Cheekbones and angry-frantic eyes and such a line of jaw—
Something hit his face. A tiny stuffed animal, bouncing to the pavement. “Right now!” she said, as she might speak to a reluctant dog. “Unless you want those guys to get here first, because they’re looking, do you get me? And do you think I’d be back here for anything less?”
Looking. Of course. For their friends.
Not to be found. But they’d find Devin.
Her voice lashed at him. The blade burned in his pocket, a fiery prod. His arm gave the first whisper of the pain that would soon envelop it. But he heard her urgency, and he reached for her outstretched hand. A heave of effort, a hard yank...heavy footfalls in the background, a rough voice calling someone’s name—
He wasn’t quite in the car when she floored it, an eerily silent and swift acceleration that closed the door on his ankle. He dragged his foot into the car and the door clicked loosely into place; they hit a curb and shot out into the street, and all the while his face mashed into her shoulder and then slipped downward to softer flesh.
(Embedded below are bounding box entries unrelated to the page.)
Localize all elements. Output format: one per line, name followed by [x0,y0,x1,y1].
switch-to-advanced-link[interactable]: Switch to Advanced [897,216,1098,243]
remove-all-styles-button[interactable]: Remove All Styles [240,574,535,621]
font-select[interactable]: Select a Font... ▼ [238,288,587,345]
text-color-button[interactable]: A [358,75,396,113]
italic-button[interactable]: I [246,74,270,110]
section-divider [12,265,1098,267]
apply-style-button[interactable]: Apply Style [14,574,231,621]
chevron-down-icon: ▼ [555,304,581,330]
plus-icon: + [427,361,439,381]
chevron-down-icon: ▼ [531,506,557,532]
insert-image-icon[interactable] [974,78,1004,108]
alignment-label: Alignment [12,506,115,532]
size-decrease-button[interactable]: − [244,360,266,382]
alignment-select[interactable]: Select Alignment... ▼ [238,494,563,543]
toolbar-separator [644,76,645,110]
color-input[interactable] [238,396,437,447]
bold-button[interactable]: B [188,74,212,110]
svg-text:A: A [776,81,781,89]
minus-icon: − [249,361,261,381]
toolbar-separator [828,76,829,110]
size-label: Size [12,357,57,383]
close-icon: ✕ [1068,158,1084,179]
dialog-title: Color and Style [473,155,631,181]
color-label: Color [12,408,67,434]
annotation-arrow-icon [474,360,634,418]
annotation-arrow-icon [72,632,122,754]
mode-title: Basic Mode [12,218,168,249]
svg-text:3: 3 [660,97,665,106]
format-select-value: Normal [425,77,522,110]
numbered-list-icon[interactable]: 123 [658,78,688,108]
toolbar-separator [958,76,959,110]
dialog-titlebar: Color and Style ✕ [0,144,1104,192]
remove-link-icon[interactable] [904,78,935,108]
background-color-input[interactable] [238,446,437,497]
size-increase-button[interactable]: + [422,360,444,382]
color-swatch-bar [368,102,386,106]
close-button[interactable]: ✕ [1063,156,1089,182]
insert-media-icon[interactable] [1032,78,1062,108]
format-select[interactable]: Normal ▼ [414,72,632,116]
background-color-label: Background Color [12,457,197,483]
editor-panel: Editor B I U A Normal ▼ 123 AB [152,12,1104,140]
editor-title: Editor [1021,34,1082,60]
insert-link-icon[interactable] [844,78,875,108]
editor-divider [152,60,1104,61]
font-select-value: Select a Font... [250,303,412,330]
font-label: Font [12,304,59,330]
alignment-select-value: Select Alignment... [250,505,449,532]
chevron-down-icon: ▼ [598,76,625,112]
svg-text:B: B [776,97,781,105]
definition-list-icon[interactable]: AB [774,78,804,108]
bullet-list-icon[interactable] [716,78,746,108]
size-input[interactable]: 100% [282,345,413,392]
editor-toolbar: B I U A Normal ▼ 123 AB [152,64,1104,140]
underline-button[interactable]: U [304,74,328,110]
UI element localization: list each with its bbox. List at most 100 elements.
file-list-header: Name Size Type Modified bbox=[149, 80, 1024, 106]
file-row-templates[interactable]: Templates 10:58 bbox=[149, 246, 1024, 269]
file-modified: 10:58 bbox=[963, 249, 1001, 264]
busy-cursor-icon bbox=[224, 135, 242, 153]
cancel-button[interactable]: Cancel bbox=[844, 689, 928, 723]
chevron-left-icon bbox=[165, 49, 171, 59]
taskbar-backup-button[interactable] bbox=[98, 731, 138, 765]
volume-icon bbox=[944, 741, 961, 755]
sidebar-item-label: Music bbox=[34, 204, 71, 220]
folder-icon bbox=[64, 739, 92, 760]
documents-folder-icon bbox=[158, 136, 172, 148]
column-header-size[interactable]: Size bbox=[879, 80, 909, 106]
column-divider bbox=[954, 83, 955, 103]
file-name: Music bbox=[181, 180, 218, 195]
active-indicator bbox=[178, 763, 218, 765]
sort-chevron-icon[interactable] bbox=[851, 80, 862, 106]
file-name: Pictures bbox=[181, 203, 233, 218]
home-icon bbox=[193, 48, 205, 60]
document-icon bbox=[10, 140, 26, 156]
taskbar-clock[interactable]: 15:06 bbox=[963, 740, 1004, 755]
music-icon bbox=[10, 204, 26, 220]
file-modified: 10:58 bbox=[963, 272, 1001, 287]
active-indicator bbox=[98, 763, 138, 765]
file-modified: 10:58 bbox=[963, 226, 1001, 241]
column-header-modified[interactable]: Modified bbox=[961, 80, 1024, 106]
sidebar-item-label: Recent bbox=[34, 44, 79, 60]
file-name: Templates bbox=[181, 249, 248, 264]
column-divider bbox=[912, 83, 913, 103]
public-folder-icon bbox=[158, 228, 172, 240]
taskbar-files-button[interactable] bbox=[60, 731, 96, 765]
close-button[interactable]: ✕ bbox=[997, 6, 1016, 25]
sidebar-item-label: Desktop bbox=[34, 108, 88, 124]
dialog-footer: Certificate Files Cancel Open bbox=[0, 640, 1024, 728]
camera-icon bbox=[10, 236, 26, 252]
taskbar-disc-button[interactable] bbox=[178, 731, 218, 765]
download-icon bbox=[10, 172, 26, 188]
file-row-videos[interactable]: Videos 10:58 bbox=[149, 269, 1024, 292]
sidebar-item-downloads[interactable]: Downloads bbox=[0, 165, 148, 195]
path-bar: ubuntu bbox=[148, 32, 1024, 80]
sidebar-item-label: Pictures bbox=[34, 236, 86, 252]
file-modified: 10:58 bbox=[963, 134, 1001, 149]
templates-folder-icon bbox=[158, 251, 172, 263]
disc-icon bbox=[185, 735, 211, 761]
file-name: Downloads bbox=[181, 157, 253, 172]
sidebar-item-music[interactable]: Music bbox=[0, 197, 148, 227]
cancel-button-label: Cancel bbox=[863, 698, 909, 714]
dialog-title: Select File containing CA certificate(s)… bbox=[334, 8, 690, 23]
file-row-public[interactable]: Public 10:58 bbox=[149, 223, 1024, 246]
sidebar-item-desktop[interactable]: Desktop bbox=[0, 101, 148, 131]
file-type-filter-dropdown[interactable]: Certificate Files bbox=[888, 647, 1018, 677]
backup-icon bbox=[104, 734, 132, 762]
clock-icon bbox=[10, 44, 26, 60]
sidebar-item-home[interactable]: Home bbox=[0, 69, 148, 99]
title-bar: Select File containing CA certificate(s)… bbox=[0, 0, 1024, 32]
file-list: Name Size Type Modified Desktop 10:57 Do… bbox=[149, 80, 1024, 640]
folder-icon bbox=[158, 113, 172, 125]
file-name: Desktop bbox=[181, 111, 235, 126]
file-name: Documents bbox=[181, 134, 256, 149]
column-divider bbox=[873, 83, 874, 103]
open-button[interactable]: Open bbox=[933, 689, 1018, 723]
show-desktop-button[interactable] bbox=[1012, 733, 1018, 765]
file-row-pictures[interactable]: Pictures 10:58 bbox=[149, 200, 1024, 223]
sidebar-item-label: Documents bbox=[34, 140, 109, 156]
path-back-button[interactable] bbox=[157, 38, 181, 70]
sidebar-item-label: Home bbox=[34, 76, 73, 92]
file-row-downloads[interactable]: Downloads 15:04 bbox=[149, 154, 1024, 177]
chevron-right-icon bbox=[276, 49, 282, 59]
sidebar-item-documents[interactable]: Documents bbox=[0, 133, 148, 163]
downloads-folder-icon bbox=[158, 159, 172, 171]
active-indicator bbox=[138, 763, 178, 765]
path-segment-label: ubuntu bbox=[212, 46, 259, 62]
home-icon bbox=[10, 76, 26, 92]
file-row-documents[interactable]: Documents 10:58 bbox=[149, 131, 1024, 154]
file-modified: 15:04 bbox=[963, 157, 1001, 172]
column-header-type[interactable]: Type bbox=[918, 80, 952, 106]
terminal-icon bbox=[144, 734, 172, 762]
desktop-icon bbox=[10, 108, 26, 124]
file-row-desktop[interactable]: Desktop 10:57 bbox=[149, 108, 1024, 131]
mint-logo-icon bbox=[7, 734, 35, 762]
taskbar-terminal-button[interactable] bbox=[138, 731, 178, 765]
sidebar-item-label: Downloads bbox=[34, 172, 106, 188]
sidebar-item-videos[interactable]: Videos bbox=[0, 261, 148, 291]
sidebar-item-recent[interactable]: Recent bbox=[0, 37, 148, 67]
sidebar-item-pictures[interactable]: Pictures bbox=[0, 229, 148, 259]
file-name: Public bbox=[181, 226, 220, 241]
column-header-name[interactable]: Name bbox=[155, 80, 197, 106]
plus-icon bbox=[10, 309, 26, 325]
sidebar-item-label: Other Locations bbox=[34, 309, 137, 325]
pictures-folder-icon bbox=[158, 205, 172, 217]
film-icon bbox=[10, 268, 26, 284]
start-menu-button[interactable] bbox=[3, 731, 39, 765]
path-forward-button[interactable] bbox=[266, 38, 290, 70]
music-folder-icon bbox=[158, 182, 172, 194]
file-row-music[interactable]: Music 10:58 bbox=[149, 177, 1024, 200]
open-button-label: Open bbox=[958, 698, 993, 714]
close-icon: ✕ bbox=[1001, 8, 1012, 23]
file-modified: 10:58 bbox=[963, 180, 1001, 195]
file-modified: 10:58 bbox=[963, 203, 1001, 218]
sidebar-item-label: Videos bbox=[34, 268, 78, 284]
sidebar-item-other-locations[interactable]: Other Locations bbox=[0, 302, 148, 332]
“I don’t think so,” she said sharply and shoved him back, deftly navigating out of the clustered shops until s
he hit the through street; the gas motor kicked in. “Dammit, you’re bleeding—” and she reached behind his seat and fumbled to pull out an old blanket. “Don’t get it on my car. Now where are we going?”
He stared at the blanket. Definitely made of stupid.
She made an exasperated noise, yanking the car over to the curb—bold driving in scant nighttime traffic. A belated punch at the hazard lights on the center console and she turned to him, reclaiming the worn blanket, curling it around his arm and tucking it in. “We’re not going to the hospital,” she said, “but if you die in the car, I’m heading straight there and pretending we were on the way all along. And we are not going to my place. God, my boss—” She stopped herself, took a breath and ignored his bemusement as she snapped his seat belt into place. “So it’s up to you. And I wouldn’t faint again. You’ll find yourself on a river bench, if you wake up again at all.”
He felt that sloppy grin on his face—knew it was there by her startled reaction. “Be still my heart,” he said, and passed out again anyway.
Chapter 3
Devin came out of the darkness explosively, shredded awake by the searing claws of a demon’s healing touch—flame and agony. Consequences. He realized only vaguely that she was searching through his front pocket; he surged up, smacked his head and grappled for freedom—hitting the hard curving console, hitting soft flesh, finally scrabbling his way to the latch and exploding out onto the ground.
Husky alto words slapped a distant corner of his mind, succinct and sharp; her car door slammed. He found just enough sanity to remember where he’d been—to recognize where he was.
From the parking lot to his own postage stamp of a front yard, scratchy dry winter grass and bare patches. His own home. Sanctuary.